Let $\gamma >1$ and two functions $\mathcal{F}$, $\mathcal{G}\in L^1(\mathit{\Omega };{\mathbb{R}}^{+})$ satisfy the global comparison in (A3).

• If $\mathcal{F}$, $\mathcal{G}$ satisfy the local comparison $(\mathbf{A}{\mathbf{2}}_{\mathbf{1}})$ then for every $\alpha \in [0,\frac{n}{\gamma })$ there exists ${\epsilon }_0\in (0,1)$ such that the following fractional-maximal distribution inequality

  $$d_{\mathcal{G}}^{\alpha }(\mathit{\Omega };\sigma \lambda )\le C\epsilon d_{\mathcal{G}}^{\alpha }(\mathit{\Omega };\lambda )+d_{\mathcal{F}}^{\alpha }(\mathit{\Omega };\kappa \lambda ),$$

  holds for all $\lambda >0$ and $\epsilon \in (0,{\epsilon }_0)$, with $\sigma ={\epsilon }^{-\frac{n-\alpha \gamma }{n\gamma }}$ and $\kappa =\epsilon c_{\epsilon }^{-1}$.

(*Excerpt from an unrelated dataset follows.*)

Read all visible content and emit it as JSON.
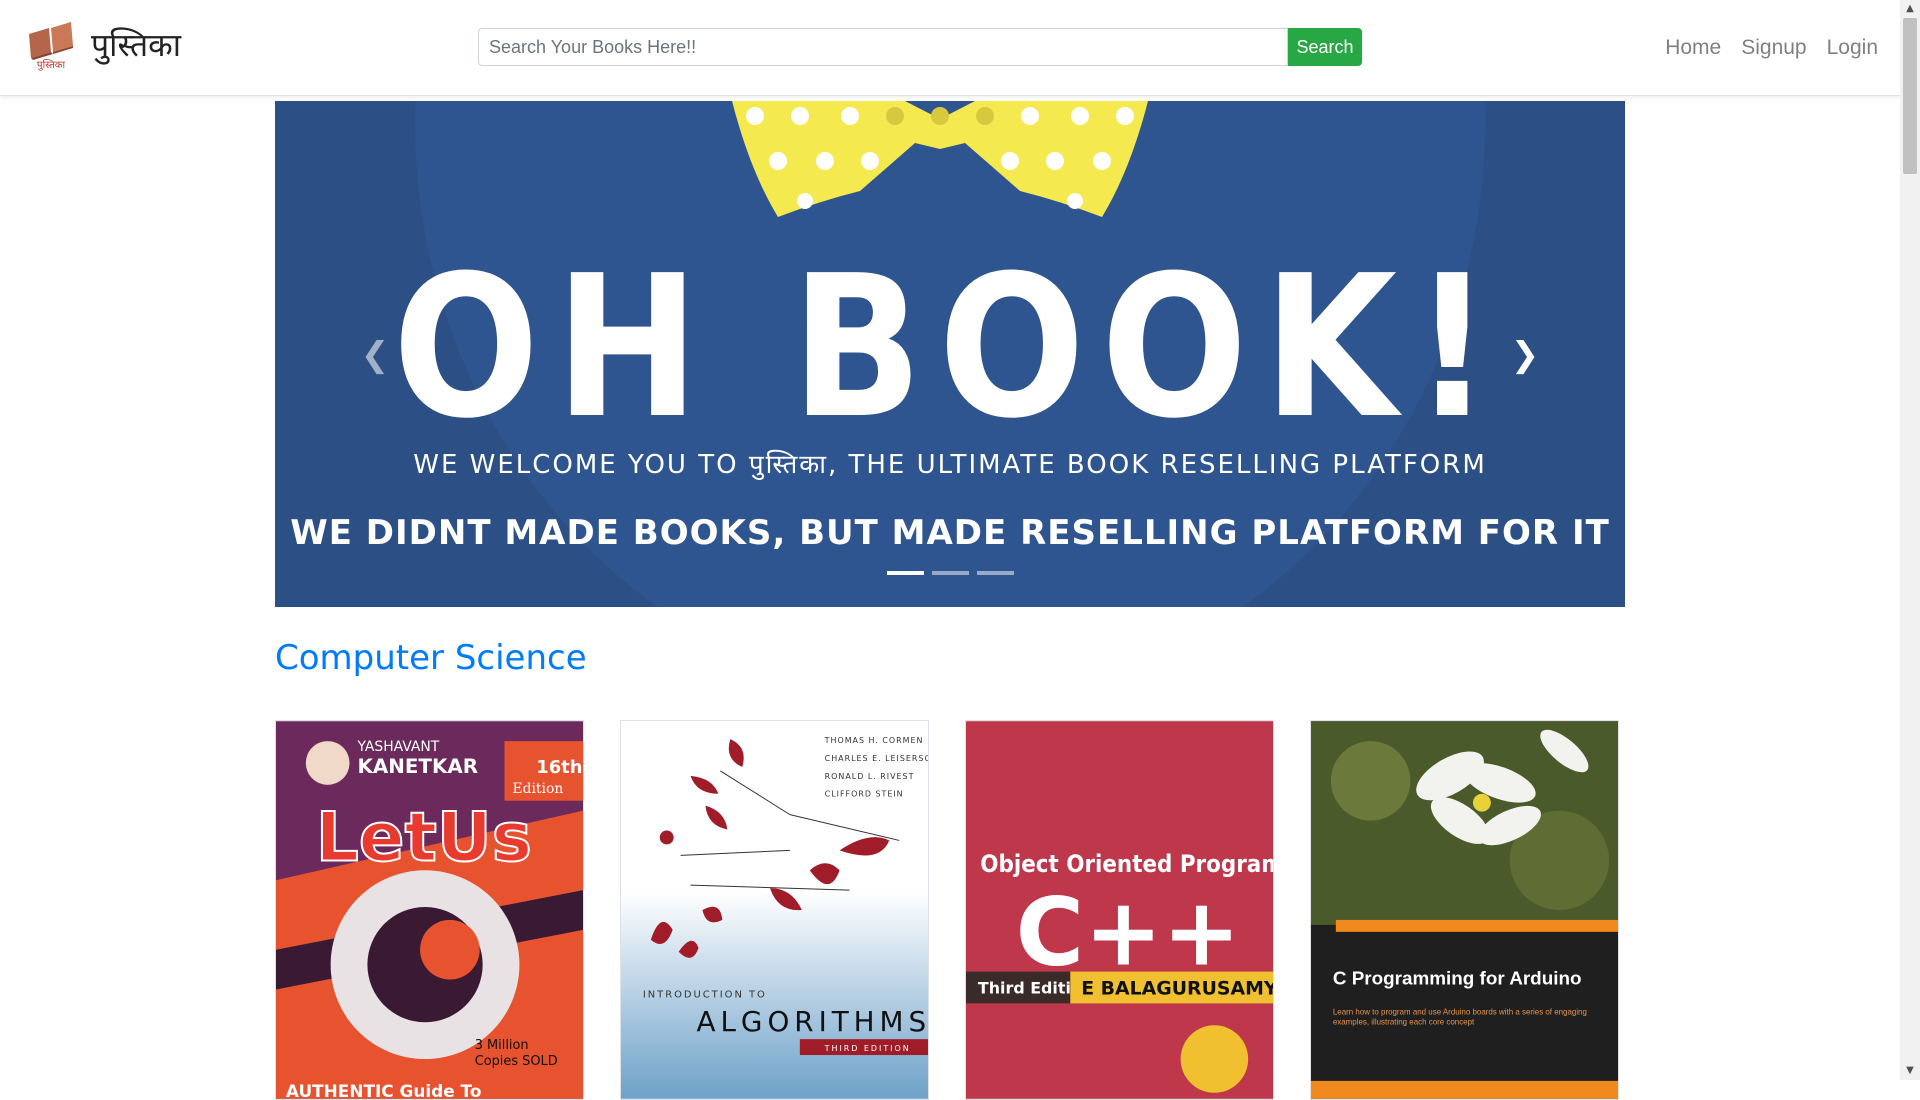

• If $\mathcal{F}$, $\mathcal{G}$ satisfy the local comparison $(\mathbf{A}{\mathbf{2}}_{\mathbf{2}})$ then there exists ${\sigma }_0={\sigma }_0(n,\tilde{c})>0$ such that the fractional-maximal distribution inequality (1.9) holds for all $\lambda >0$ and $\epsilon \in (0,1)$ and for some $\kappa \in (0,\epsilon )$.

Theorem B

Let $\gamma >1$ and two functions $\mathcal{F}$, $\mathcal{G}\in L^1(\mathit{\Omega };{\mathbb{R}}^{+})$ satisfy the global one (A3).

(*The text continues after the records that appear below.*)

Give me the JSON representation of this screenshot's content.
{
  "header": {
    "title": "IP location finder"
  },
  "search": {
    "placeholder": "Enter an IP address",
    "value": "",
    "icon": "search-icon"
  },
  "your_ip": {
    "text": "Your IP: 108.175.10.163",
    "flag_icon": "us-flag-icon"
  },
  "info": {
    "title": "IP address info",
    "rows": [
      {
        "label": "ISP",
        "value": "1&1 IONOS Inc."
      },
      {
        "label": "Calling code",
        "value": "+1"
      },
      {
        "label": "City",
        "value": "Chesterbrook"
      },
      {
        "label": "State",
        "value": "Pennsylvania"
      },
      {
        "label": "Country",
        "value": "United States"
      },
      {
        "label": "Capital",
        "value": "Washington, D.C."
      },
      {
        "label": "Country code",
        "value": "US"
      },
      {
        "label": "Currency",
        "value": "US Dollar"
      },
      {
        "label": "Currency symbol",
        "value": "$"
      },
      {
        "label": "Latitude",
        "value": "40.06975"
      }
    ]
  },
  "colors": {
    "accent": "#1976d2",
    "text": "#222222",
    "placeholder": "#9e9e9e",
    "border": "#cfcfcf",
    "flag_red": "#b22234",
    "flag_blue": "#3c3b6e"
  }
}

• If $\mathcal{F}$, $\mathcal{G}$ satisfy the local comparison $(\mathbf{A}{\mathbf{2}}_{\mathbf{1}})$ then for every $\alpha \in [0,\frac{n}{\gamma })$, $0<q<\frac{n\gamma }{n-\alpha \gamma }$ and $0<s\le \infty$ there exists a constant $C>0$ such that

  $${\Vert {\mathbf{M}}_{\alpha }\mathcal{G}\Vert }_{L^{q,s}(\mathit{\Omega })}\le C{\Vert {\mathbf{M}}_{\alpha }\mathcal{F}\Vert }_{L^{q,s}(\mathit{\Omega })}.$$

  Moreover, given Young function $\mathit{\Phi }\in {\mathit{\Delta }}_2$ then there exists $\tilde{q}>0$ such that the following estimate

  $${\Vert {\mathbf{M}}_{\alpha }\mathcal{G}\Vert }_{L^{\mathit{\Phi }}(q,s)(\mathit{\Omega })}\le C{\Vert {\mathbf{M}}_{\alpha }\mathcal{F}\Vert }_{L^{\mathit{\Phi }}(q,s)(\mathit{\Omega })},$$

  holds for every $\alpha \in [0,\frac{n}{\gamma })$, $0<q<\tilde{q}$ and $0<s\le \infty$.

• If $\mathcal{F}$, $\mathcal{G}$ satisfy the local comparison $(\mathbf{A}{\mathbf{2}}_{\mathbf{2}})$ then both inequalities (1.10) and (1.11) even hold for all $\alpha \in [0,n)$, $0<q<\infty$ and $0<s\le \infty$.

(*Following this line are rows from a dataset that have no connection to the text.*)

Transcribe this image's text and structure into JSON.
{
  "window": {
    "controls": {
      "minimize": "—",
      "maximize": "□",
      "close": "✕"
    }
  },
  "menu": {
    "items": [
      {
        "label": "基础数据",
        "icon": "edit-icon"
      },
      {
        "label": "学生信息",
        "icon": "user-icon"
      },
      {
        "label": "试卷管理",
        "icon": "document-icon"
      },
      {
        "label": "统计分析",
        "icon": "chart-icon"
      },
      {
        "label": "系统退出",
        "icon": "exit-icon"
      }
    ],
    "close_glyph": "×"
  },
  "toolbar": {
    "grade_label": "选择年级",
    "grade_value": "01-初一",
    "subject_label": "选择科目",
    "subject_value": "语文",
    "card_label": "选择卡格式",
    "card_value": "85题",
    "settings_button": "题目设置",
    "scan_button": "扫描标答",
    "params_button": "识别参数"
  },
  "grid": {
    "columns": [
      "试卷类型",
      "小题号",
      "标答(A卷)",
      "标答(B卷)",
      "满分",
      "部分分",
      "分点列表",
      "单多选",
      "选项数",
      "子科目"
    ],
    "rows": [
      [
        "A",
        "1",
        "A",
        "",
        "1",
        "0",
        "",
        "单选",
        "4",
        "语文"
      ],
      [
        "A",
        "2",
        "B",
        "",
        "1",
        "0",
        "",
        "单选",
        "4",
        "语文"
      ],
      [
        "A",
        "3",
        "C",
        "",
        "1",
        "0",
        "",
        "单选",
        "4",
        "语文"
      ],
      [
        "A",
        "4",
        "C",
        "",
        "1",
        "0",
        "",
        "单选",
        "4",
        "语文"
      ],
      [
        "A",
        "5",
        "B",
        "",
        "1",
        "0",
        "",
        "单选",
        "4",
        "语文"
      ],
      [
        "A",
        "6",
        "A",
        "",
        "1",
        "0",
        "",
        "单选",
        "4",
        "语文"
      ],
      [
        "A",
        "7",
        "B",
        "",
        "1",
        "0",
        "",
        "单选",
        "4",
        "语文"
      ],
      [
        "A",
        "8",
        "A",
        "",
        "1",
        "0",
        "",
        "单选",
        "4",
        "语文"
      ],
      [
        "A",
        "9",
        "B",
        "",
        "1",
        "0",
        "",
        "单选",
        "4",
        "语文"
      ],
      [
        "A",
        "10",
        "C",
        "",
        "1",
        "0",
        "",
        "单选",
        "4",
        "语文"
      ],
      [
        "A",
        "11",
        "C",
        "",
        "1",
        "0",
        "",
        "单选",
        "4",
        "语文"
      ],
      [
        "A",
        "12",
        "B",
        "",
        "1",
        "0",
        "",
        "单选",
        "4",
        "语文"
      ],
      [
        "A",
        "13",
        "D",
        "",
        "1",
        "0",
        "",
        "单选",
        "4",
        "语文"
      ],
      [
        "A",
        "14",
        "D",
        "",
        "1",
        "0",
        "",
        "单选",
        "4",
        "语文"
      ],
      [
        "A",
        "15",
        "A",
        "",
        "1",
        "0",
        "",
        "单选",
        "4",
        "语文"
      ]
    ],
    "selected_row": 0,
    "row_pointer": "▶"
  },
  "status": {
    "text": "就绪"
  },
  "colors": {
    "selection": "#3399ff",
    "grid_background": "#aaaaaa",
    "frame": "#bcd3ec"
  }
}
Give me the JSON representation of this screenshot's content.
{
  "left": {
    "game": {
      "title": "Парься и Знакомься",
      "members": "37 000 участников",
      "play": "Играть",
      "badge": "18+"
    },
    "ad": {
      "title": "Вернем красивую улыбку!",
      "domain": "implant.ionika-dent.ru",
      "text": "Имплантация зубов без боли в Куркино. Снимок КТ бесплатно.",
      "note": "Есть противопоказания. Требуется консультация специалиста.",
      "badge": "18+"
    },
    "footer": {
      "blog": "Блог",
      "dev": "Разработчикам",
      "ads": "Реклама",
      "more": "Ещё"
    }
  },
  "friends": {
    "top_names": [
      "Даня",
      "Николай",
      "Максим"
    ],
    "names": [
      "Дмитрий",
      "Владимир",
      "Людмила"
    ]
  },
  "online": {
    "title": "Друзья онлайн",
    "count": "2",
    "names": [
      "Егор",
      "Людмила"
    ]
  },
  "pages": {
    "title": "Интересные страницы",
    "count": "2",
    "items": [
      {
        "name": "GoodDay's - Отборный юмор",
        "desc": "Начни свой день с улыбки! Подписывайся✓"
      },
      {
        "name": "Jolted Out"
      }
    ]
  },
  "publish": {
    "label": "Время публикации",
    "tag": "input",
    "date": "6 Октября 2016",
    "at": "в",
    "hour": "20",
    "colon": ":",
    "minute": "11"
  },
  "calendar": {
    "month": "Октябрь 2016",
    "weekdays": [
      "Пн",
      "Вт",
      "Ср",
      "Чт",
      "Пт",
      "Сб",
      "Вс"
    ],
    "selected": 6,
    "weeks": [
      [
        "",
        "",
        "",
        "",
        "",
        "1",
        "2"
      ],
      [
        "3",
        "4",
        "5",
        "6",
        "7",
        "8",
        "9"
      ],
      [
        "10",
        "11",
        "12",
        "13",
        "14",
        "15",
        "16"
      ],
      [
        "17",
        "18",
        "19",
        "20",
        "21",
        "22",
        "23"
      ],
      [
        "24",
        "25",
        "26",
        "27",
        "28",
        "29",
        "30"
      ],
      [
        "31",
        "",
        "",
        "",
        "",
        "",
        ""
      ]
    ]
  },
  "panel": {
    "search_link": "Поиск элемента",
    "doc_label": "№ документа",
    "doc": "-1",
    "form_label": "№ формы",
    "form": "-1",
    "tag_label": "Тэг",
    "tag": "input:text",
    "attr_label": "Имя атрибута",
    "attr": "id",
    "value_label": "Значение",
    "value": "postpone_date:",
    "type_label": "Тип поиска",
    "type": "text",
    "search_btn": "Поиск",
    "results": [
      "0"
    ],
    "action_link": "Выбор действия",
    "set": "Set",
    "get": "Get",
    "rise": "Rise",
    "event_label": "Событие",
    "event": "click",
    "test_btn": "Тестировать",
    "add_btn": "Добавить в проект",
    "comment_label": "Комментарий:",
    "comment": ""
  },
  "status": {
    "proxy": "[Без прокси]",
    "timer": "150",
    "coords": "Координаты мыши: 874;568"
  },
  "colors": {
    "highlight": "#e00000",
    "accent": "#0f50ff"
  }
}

We conclude this section by outlining the content of this paper. In Section 2, we introduce some general notation and basic definitions that will be used throughout the paper. Furthermore, this section is also dedicated to discuss on some crucial ingredients emerged in our approach. Section 3 will establish level-set inequalities by specifying via FMDs; then the definitions of considered functional spaces can be reformulated in terms of such distribution functions. We also state our chief result in Section 3. The next section 4 brings these FMD inequalities back to the norm inequalities. We also state and prove some abstract results related to comparisons for different functional spaces (Lorentz, Orlicz and the Orlicz-Lorentz spaces). At the end, we will present two applications where our results take place. For a wider understanding, Section 5 will detail the global gradient estimates for a general class of quasi-linear elliptic equations via fractional maximal operators based on the idea of FMD established in Section 3 and 4; and further the global regularity results are also driven with elliptic double obstacle problems, thus providing the complete picture for its applications.